O uso da cloroquina como forma
de lidar com a covid-19 causou a morte de quase 17 mil pessoas nos países
ricos, apenas durante a primeira onda da pandemia ainda em 2020. Os dados fazem
parte da revista científica Biomedicine & Pharmacotherapy, em sua edição
que irá circular em fevereiro.
Segundo o coluna de Jamil Chade,
por UOL, A pesquisa foi realizada pelas universidades de Lyon, na França, e
Quebec, no Canadá. Os especialistas examinaram os dados de hospitalização em
seis países, com pacientes que tinham sido expostos ao remédio. O resultado foi
um aumento do risco de morte, principalmente por conta de distúrbios do ritmo
cardíaco.
Originalmente destinado a tratar
malária, a cloroquina foi administrada inicialmente a pacientes da covid-19,
"apesar da ausência de evidências de benefícios clínicos documentados”.
Na OMS, após uma extensa
pesquisa, a agência alertou que não existiam provas de que o remédio traria
qualquer impacto positivo para os pacientes da covid-19, enquanto os
especialistas alertaram para os efeitos colaterais que o tratamento poderia
ter. Em diversos países, o remédio foi retirado dos protocolos contra a
covid-19.
Mas, no governo de Jair
Bolsonaro, a ordem foi a de aumentar o abastecimento. O próprio ex-presidente
fez promoção do remédio e anunciou que estava tomando cloroquina.
"Aplica logo, pô",
disse Bolsonaro. "Sabe quando esse remédio começou a ser produzido no
Brasil? Ele começou a ser usado no Brasil quando eu nasci, em 1955. Medicado
corretamente, não tem efeito colateral", afirmou o presidente.

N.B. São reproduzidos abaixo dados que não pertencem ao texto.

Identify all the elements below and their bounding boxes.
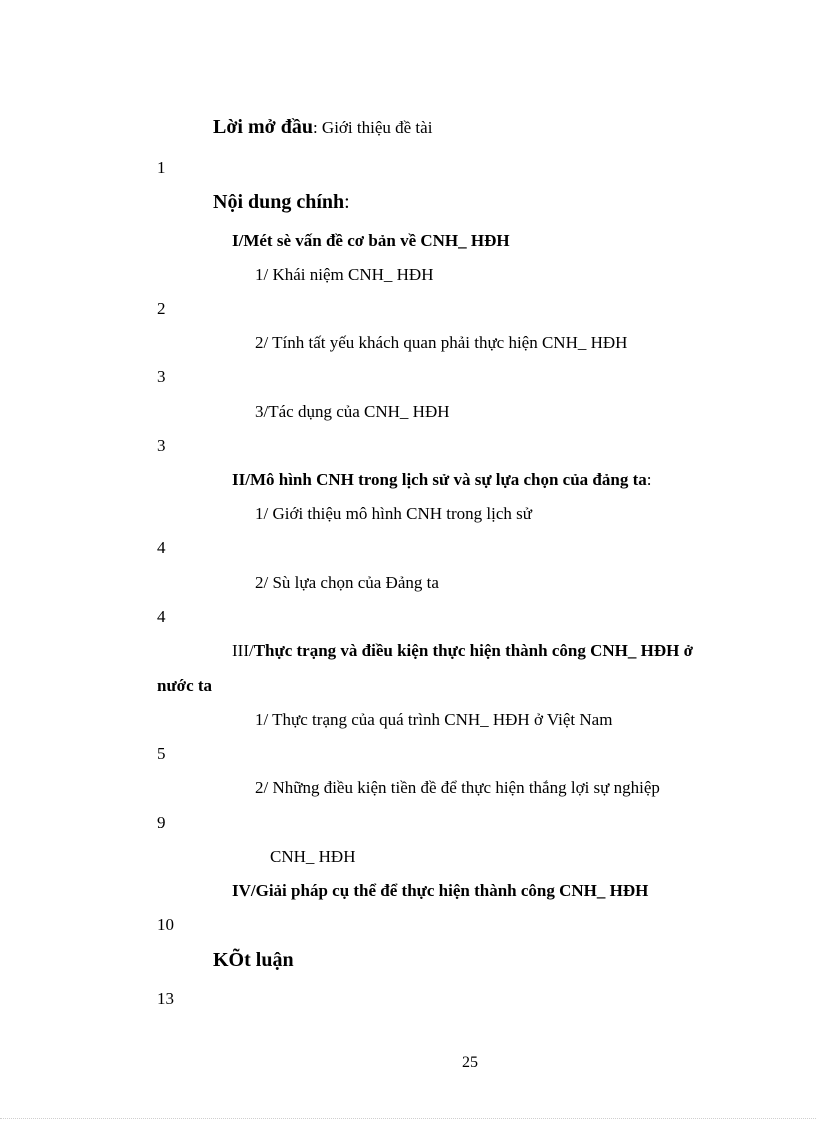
section1-item2-page: 3 [157,367,166,386]
section3-title-prefix: III/ [232,641,254,660]
section3-item1-label: 1/ Thực trạng của quá trình CNH_ HĐH ở Việt Nam [255,710,613,729]
section1-item1-page: 2 [157,299,166,318]
section1-item2-label: 2/ Tính tất yếu khách quan phải thực hiện CNH_ HĐH [255,333,628,352]
intro-heading [213,117,432,137]
section2-item1-page: 4 [157,538,166,557]
conclusion-heading-bold: KÕt luận [213,949,294,971]
section3-title-text: Thực trạng và điều kiện thực hiện thành công CNH_ HĐH ở [253,641,694,660]
section2-title [232,471,651,488]
main-content-heading-colon: : [344,191,350,213]
section3-title-line2: nước ta [157,676,213,695]
section4-page: 10 [157,915,174,934]
section3-title-line1 [232,642,693,659]
section3-item2-continuation: CNH_ HĐH [270,847,356,866]
section3-item1-page: 5 [157,744,166,763]
section2-title-text: II/Mô hình CNH trong lịch sử và sự lựa chọn của đảng ta [232,470,647,489]
intro-page-number: 1 [157,158,166,177]
conclusion-heading [213,950,294,970]
section2-item1-label: 1/ Giới thiệu mô hình CNH trong lịch sử [255,504,532,523]
conclusion-page: 13 [157,989,174,1008]
page-bottom-divider [0,1118,816,1119]
intro-heading-bold: Lời mở đầu [213,116,313,138]
section3-item2-page: 9 [157,813,166,832]
section2-item2-label: 2/ Sù lựa chọn của Đảng ta [255,573,439,592]
section1-item1-label: 1/ Khái niệm CNH_ HĐH [255,265,434,284]
section4-title: IV/Giải pháp cụ thể để thực hiện thành công CNH_ HĐH [232,881,649,900]
page-number: 25 [462,1054,478,1071]
section1-item3-page: 3 [157,436,166,455]
section1-item3-label: 3/Tác dụng của CNH_ HĐH [255,402,450,421]
intro-heading-rest: : Giới thiệu đề tài [312,118,433,137]
section2-title-colon: : [646,470,652,489]
section3-item2-label: 2/ Những điều kiện tiền đề để thực hiện thắng lợi sự nghiệp [255,778,660,797]
section2-item2-page: 4 [157,607,166,626]
section1-title: I/Mét sè vấn đề cơ bản về CNH_ HĐH [232,231,510,250]
main-content-heading-bold: Nội dung chính [213,191,345,213]
main-content-heading [213,192,350,212]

Ao final do primeiro ano da
pandemia, Bolsonaro havia defendido o remédio em 23 discursos. Em 13 de agosto
de 2020, por exemplo, o presidente garantiu: "eu sou a prova viva que deu
certo".
Em 29 de agosto de 2020, em
Caldas Novas (GO), ele insistiu: "A hidroxicloroquina tem salvo milhares e
milhares de vidas pelo Brasil." Em outubro daquele ano, Bolsonaro ainda
afirmou que "Deus foi tão abençoado que nos deu até a hidroxicloroquina".
Nos EUA, o então presidente
Donald Trump chegou a sugerir que o remédio fosse tomado. "O que você tem
a perder? Tome-o", disse.
Agora, a pesquisa examinou os
dados da França, Bélgica, Itália, Espanha, EUA e Turquia. E o resultado aponta
para o fato de que 16,9 mil pessoas poderiam ter morrido por conta do
tratamento.
De acordo com os pesquisadores,
o estudo nasceu a partir de dados que indicavam, na revista Nature em 2021, um
aumento de 11% na taxa de mortalidade diante da prescrição da cloroquina.

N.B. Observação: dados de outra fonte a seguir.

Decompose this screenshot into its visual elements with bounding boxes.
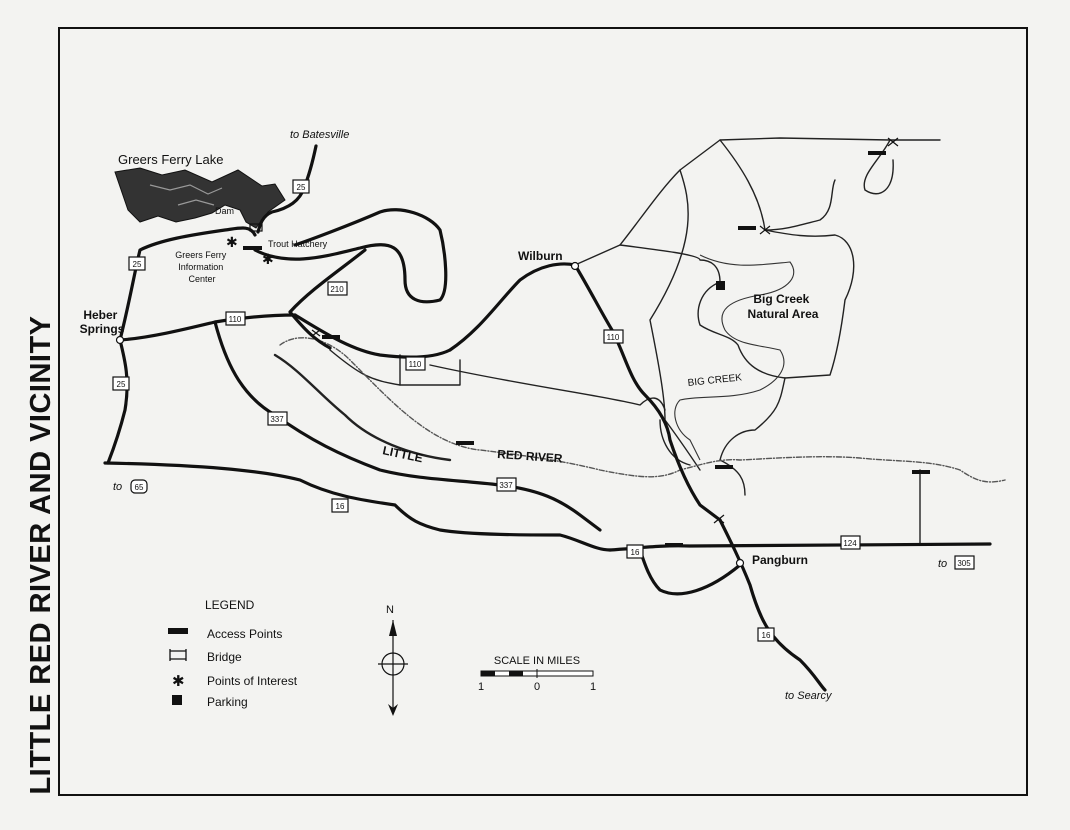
label-pangburn: Pangburn	[752, 553, 808, 567]
route-shield	[627, 545, 643, 558]
heber-springs-dot	[117, 337, 124, 344]
svg-text:16: 16	[761, 631, 771, 640]
svg-text:337: 337	[270, 415, 284, 424]
point-of-interest-icon: ✱	[226, 234, 238, 250]
scale-title: SCALE IN MILES	[493, 655, 581, 667]
access-point-icon	[168, 628, 188, 634]
scale-right: 1	[589, 681, 597, 693]
access-point-icon	[715, 465, 733, 469]
label-trout-hatchery: Trout Hatchery	[268, 239, 328, 249]
compass-north-label: N	[386, 604, 394, 616]
label-greers-ferry-lake: Greers Ferry Lake	[118, 152, 224, 167]
bridges	[250, 138, 898, 523]
svg-text:25: 25	[132, 260, 142, 269]
svg-text:110: 110	[228, 315, 242, 324]
parking-icon	[716, 281, 725, 290]
map-title: LITTLE RED RIVER AND VICINITY	[25, 315, 57, 795]
label-heber-springs: Heber Springs	[79, 308, 125, 336]
label-to-65: to	[113, 481, 123, 493]
legend-item-label: Bridge	[207, 650, 242, 664]
access-points	[243, 151, 930, 547]
point-of-interest-icon: ✱	[172, 673, 185, 690]
route-shield	[332, 499, 348, 512]
pangburn-dot	[737, 560, 744, 567]
route-shield	[268, 412, 287, 425]
little-red-river	[280, 338, 1005, 482]
access-point-icon	[243, 246, 262, 250]
secondary-roads	[330, 138, 940, 545]
svg-text:124: 124	[843, 539, 857, 548]
legend-item-label: Access Points	[207, 627, 283, 641]
legend-item-label: Parking	[207, 695, 248, 709]
label-big-creek-natural-area: Big Creek Natural Area	[747, 292, 819, 321]
big-creek-stream	[675, 255, 794, 460]
svg-text:16: 16	[630, 548, 640, 557]
label-red-river: RED RIVER	[496, 447, 563, 466]
route-shield	[955, 556, 974, 569]
label-little: LITTLE	[381, 443, 425, 466]
svg-text:110: 110	[408, 360, 422, 369]
scale-left: 1	[477, 681, 485, 693]
scale-bar	[478, 655, 596, 693]
access-point-icon	[912, 470, 930, 474]
route-shield	[758, 628, 774, 641]
svg-text:305: 305	[957, 559, 971, 568]
route-shield	[129, 257, 145, 270]
label-wilburn: Wilburn	[518, 249, 563, 263]
svg-text:65: 65	[134, 483, 144, 492]
points-of-interest	[226, 234, 274, 267]
route-shield	[113, 377, 129, 390]
scale-mid: 0	[533, 681, 541, 693]
svg-text:25: 25	[116, 380, 126, 389]
wilburn-dot	[572, 263, 579, 270]
route-shield	[841, 536, 860, 549]
map-frame	[59, 28, 1027, 795]
point-of-interest-icon: ✱	[262, 251, 274, 267]
legend-item-label: Points of Interest	[207, 674, 298, 688]
svg-text:110: 110	[606, 333, 620, 342]
access-point-icon	[738, 226, 756, 230]
svg-text:210: 210	[330, 285, 344, 294]
route-shield	[131, 480, 147, 493]
access-point-icon	[456, 441, 474, 445]
svg-text:25: 25	[296, 183, 306, 192]
label-info-center: Greers Ferry Information Center	[175, 250, 227, 284]
greers-ferry-lake	[115, 168, 285, 228]
label-to-searcy: to Searcy	[785, 690, 832, 702]
label-dam: Dam	[215, 206, 235, 216]
legend-title: LEGEND	[205, 598, 255, 612]
legend	[168, 598, 298, 709]
svg-text:337: 337	[499, 481, 513, 490]
bridge-icon	[312, 330, 320, 336]
route-shield	[406, 357, 425, 370]
access-point-icon	[868, 151, 886, 155]
bridge-icon	[170, 649, 186, 661]
route-shield	[226, 312, 245, 325]
route-shield	[604, 330, 623, 343]
route-shield	[293, 180, 309, 193]
access-point-icon	[665, 543, 683, 547]
label-to-batesville: to Batesville	[290, 129, 350, 141]
label-big-creek-stream: BIG CREEK	[687, 372, 743, 389]
route-shield	[328, 282, 347, 295]
label-to-305: to	[938, 558, 948, 570]
access-point-icon	[322, 335, 340, 339]
route-shield	[497, 478, 516, 491]
bridge-icon	[714, 515, 724, 523]
parking-icon	[172, 695, 182, 705]
svg-text:16: 16	[335, 502, 345, 511]
compass-rose	[378, 604, 408, 716]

Mas os autores do estudo alertam
que esses números seriam apenas o começo da história de uma pesquisa que deve
apurar a real dimensão do impacto. Afinal, o remédio foi distribuído em
diversos outros países nos primeiros meses da pandemia, enquanto, no caso do
Brasil e EUA, o tratamento entrou na agenda defendida pela extrema-direita.
Segundo o estudo, "a
toxicidade da HCQ em pacientes com COVID-19 é parcialmente devida a efeitos
colaterais cardíacos, incluindo distúrbios de condução".
"O aumento do risco de
morte por causas cardíacas corresponde à metade do aumento da mortalidade por
todas as causas, sugerindo que as mortes relacionadas à HCQ também estão
relacionadas a causas não cardíacas", apontou.

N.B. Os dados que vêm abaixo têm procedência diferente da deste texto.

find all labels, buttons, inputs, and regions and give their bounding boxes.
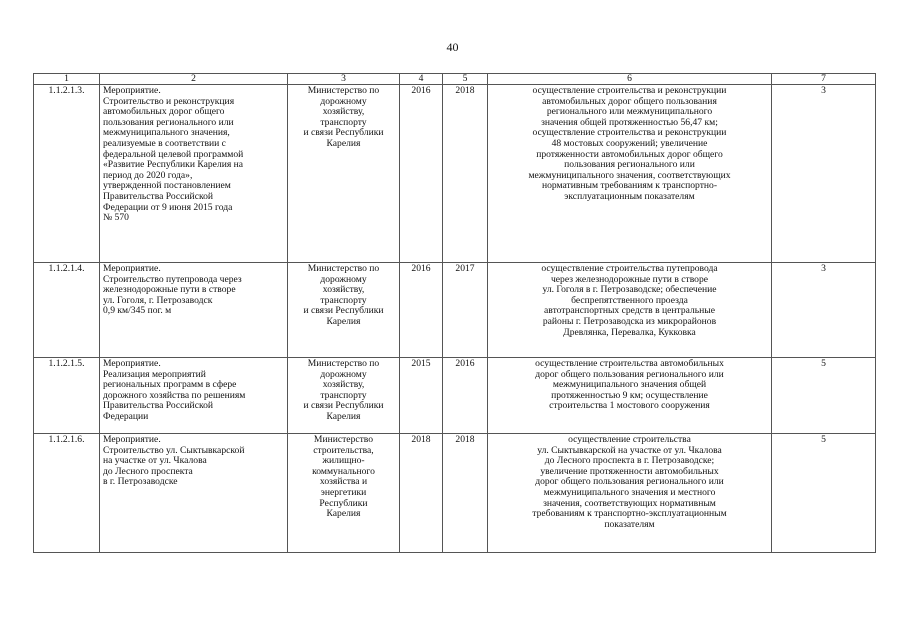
text-line: Федерации (103, 410, 149, 422)
text-line: реализуемые в соответствии с (103, 137, 226, 149)
expected-result (488, 263, 772, 358)
indicator-ref: 5 (772, 434, 876, 553)
text-line: пользования регионального или (564, 159, 695, 171)
events-table (33, 73, 876, 553)
row-id: 1.1.2.1.3. (34, 85, 100, 263)
text-line: хозяйства и (319, 476, 368, 488)
text-line: № 570 (103, 212, 129, 224)
text-line: федеральной целевой программой (103, 148, 244, 160)
text-line: хозяйству, (322, 106, 365, 118)
event-description (100, 434, 288, 553)
executor (288, 434, 400, 553)
text-line: Правительства Российской (103, 400, 214, 412)
text-line: Строительство путепровода через (103, 273, 242, 285)
text-line: значения, соответствующих нормативным (543, 497, 716, 509)
text-line: межмуниципального значения общей (552, 379, 707, 391)
text-line: автомобильных дорог общего пользования (542, 95, 717, 107)
table-row (34, 263, 876, 358)
header-row (34, 74, 876, 85)
text-line: строительства 1 мостового сооружения (549, 400, 710, 412)
text-line: увеличение протяженности автомобильных (540, 465, 719, 477)
end-year: 2017 (443, 263, 488, 358)
header-col-4: 4 (400, 74, 443, 85)
text-line: региональных программ в сфере (103, 379, 237, 391)
text-line: Министерство по (307, 85, 380, 96)
text-line: Карелия (326, 410, 361, 422)
text-line: Республики (319, 497, 368, 509)
text-line: значения общей протяженностью 56,47 км; (541, 116, 718, 128)
text-line: на участке от ул. Чкалова (103, 455, 207, 467)
text-line: Мероприятие. (103, 358, 161, 369)
start-year: 2015 (400, 358, 443, 434)
text-line: ул. Гоголя, г. Петрозаводск (103, 294, 213, 306)
table-row (34, 434, 876, 553)
text-line: до Лесного проспекта в г. Петрозаводске; (544, 455, 715, 467)
indicator-ref: 3 (772, 263, 876, 358)
header-col-1: 1 (34, 74, 100, 85)
text-line: Мероприятие. (103, 85, 161, 96)
text-line: железнодорожные пути в створе (103, 284, 236, 296)
text-line: Карелия (326, 508, 361, 520)
end-year: 2018 (443, 434, 488, 553)
text-line: Министерство (313, 434, 374, 445)
text-line: эксплуатационным показателям (564, 190, 695, 202)
text-line: осуществление строительства путепровода (541, 263, 718, 274)
text-line: и связи Республики (303, 127, 384, 139)
text-line: районы г. Петрозаводска из микрорайонов (542, 315, 717, 327)
indicator-ref: 3 (772, 85, 876, 263)
text-line: хозяйству, (322, 284, 365, 296)
table-row (34, 358, 876, 434)
expected-result (488, 85, 772, 263)
text-line: Строительство ул. Сыктывкарской (103, 444, 245, 456)
executor (288, 85, 400, 263)
text-line: осуществление строительства (568, 434, 691, 445)
text-line: транспорту (320, 389, 367, 401)
text-line: транспорту (320, 116, 367, 128)
text-line: период до 2020 года», (103, 169, 193, 181)
text-line: ул. Сыктывкарской на участке от ул. Чкалова (537, 444, 722, 456)
text-line: протяженностью 9 км; осуществление (551, 389, 708, 401)
text-line: ул. Гоголя в г. Петрозаводске; обеспечение (542, 284, 717, 296)
text-line: и связи Республики (303, 400, 384, 412)
indicator-ref: 5 (772, 358, 876, 434)
text-line: и связи Республики (303, 305, 384, 317)
header-col-7: 7 (772, 74, 876, 85)
table-row (34, 85, 876, 263)
text-line: показателям (604, 518, 655, 530)
text-line: Министерство по (307, 263, 380, 274)
event-description (100, 263, 288, 358)
text-line: Мероприятие. (103, 263, 161, 274)
text-line: осуществление строительства автомобильных (535, 358, 724, 369)
start-year: 2016 (400, 85, 443, 263)
event-description (100, 85, 288, 263)
text-line: Федерации от 9 июня 2015 года (103, 201, 233, 213)
row-id: 1.1.2.1.6. (34, 434, 100, 553)
text-line: через железнодорожные пути в створе (550, 273, 709, 285)
text-line: утвержденной постановлением (103, 180, 231, 192)
text-line: осуществление строительства и реконструкции (532, 127, 727, 139)
page-number: 40 (446, 40, 459, 54)
text-line: хозяйству, (322, 379, 365, 391)
text-line: строительства, (313, 444, 374, 456)
text-line: 0,9 км/345 пог. м (103, 305, 172, 317)
text-line: регионального или межмуниципального (546, 106, 713, 118)
text-line: дорог общего пользования регионального или (535, 476, 724, 488)
text-line: пользования регионального или (103, 116, 234, 128)
text-line: дорожному (320, 368, 367, 380)
text-line: коммунального (312, 465, 375, 477)
expected-result (488, 358, 772, 434)
text-line: в г. Петрозаводске (103, 476, 178, 488)
header-col-3: 3 (288, 74, 400, 85)
text-line: «Развитие Республики Карелия на (103, 159, 244, 171)
header-col-2: 2 (100, 74, 288, 85)
text-line: автотранспортных средств в центральные (544, 305, 715, 317)
end-year: 2018 (443, 85, 488, 263)
text-line: межмуниципального значения, (103, 127, 230, 139)
executor (288, 358, 400, 434)
text-line: Карелия (326, 315, 361, 327)
text-line: осуществление строительства и реконструкции (532, 85, 727, 96)
end-year: 2016 (443, 358, 488, 434)
row-id: 1.1.2.1.5. (34, 358, 100, 434)
event-description (100, 358, 288, 434)
header-col-5: 5 (443, 74, 488, 85)
text-line: Карелия (326, 137, 361, 149)
text-line: Древлянка, Перевалка, Кукковка (563, 326, 696, 338)
text-line: требованиям к транспортно-эксплуатационным (532, 508, 727, 520)
executor (288, 263, 400, 358)
text-line: нормативным требованиям к транспортно- (541, 180, 718, 192)
text-line: 48 мостовых сооружений; увеличение (551, 137, 708, 149)
text-line: протяженности автомобильных дорог общего (536, 148, 723, 160)
text-line: беспрепятственного проезда (571, 294, 688, 306)
text-line: энергетики (320, 486, 367, 498)
text-line: автомобильных дорог общего (103, 106, 225, 118)
text-line: Правительства Российской (103, 190, 214, 202)
text-line: жилищно- (322, 455, 365, 467)
text-line: Мероприятие. (103, 434, 161, 445)
text-line: транспорту (320, 294, 367, 306)
text-line: дорожному (320, 273, 367, 285)
header-col-6: 6 (488, 74, 772, 85)
text-line: дорожного хозяйства по решениям (103, 389, 246, 401)
start-year: 2016 (400, 263, 443, 358)
expected-result (488, 434, 772, 553)
text-line: дорожному (320, 95, 367, 107)
row-id: 1.1.2.1.4. (34, 263, 100, 358)
start-year: 2018 (400, 434, 443, 553)
text-line: Реализация мероприятий (103, 368, 206, 380)
text-line: Строительство и реконструкция (103, 95, 235, 107)
text-line: Министерство по (307, 358, 380, 369)
text-line: межмуниципального значения и местного (543, 486, 716, 498)
text-line: до Лесного проспекта (103, 465, 193, 477)
text-line: дорог общего пользования регионального или (535, 368, 724, 380)
text-line: межмуниципального значения, соответствующих (528, 169, 731, 181)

O estudo ainda cita uma pesquisa
realizada no Brasil, que testou a hidroxicloroquina e onde foi observado um
"aumento nos efeitos colaterais hepáticos e cardíacos, manifestados
principalmente por doenças cardíacas”.
"Entre os pacientes
hospitalizados com Covid-19 leve a moderada, o uso de hidroxicloroquina,
sozinha ou com azitromicina, não melhorou o estado clínico em 15 dias em
comparação com o tratamento padrão", disse. O estudo em questão havia sido
financiado pela Coalizão Covid-19 Brasil e EMS Pharma, liderado por Alexandre
Cavalcanti, Fernando G. Zampieri, Regis G. Rosa, Luciano C.P. Azevedo e outros.
"Em conclusão, o número de
mortes relacionadas à hidroxicloroquina é estimado em 16.990, embora esse
número provavelmente esteja subestimado devido à falta de dados da maioria dos
países", diz o estudo francês e canadense.
"Mais importante ainda,
este estudo ilustra as limitações da extrapolação do efeito do tratamento de
condições crônicas para condições graves sem dados precisos", completou.